Mushrooms with onions

Ingredients:
200 gms fresh mushrooms
2 green chilies chopped
1 small green capsicum cut into thin long strips
1 medium sized onion shredded into long pieces
5 flakes of garlic crushed
2 tsp coriander powder
1 tsp red chilly powder
a pinch of sugar
2 cloves crushed
1/2 cup fresh curd beaten
salt to taste
 Wash & cut mushrooms into small pieces. Heat oil in a pan. Add crushed garlic, cloves. keep it for 1minute.
Add onions & saute till they r light brown. Add mushrooms. Add coriander powder, chilly powder, green chilies, salt, sugar & cook on low flame till mushrooms are done. Add curd Stir fry till it dries & coat the mushrooms. Serve hot.

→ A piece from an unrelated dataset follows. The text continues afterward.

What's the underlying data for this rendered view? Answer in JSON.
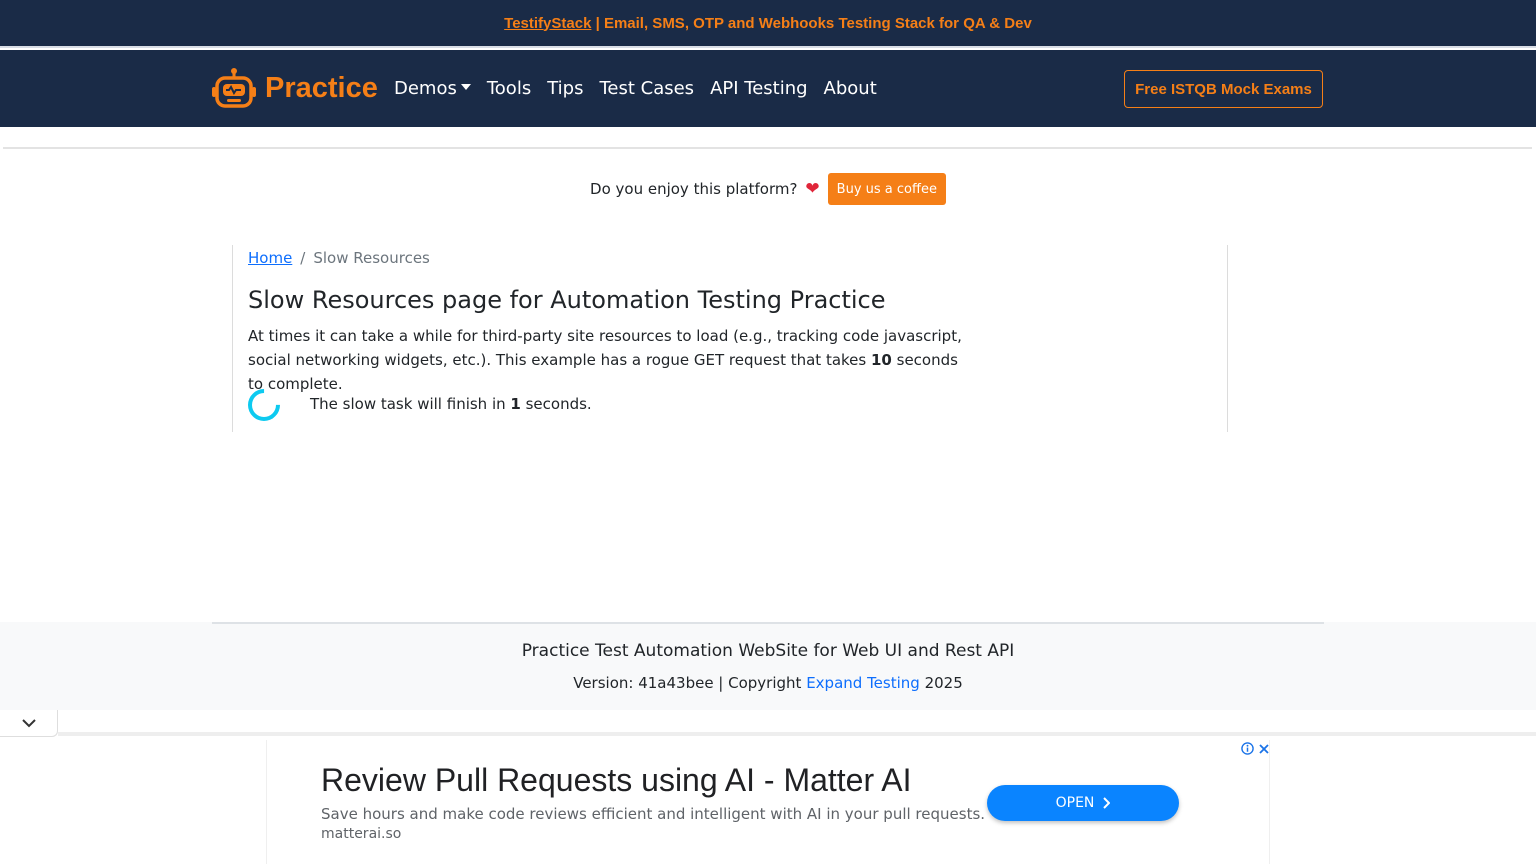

Mushroom with cabbage & onions

Ingredients:
1 pkt fresh mushroom (200gms)
2 medium sized onions sliced finely
2 green chilies chopped finely
1 small cabbage chopped coarsely
1" piece of ginger sliced finely
1/2 tsp red chilly powder
1 tsp coriander powder
1tsp garam masala
3/4 cup fresh curd
1 tsp ajwain(carom seeds) crushed
salt to taste

Wash & cut mushrooms in small pieces. Heat oil in a pan. Add ajwain.keep it for a minute. Add onions, green chillies & ginger. Cook till onions turn brown.Add mushrooms & cabbage. Add chilly powder & coriander powder. Cook in medium heat till mushrooms are done.Add beaten curd, garam masala& salt. Cook till curd dries up & coats the mushrooms. Serve hot. You can have this dish with rice or chapatis.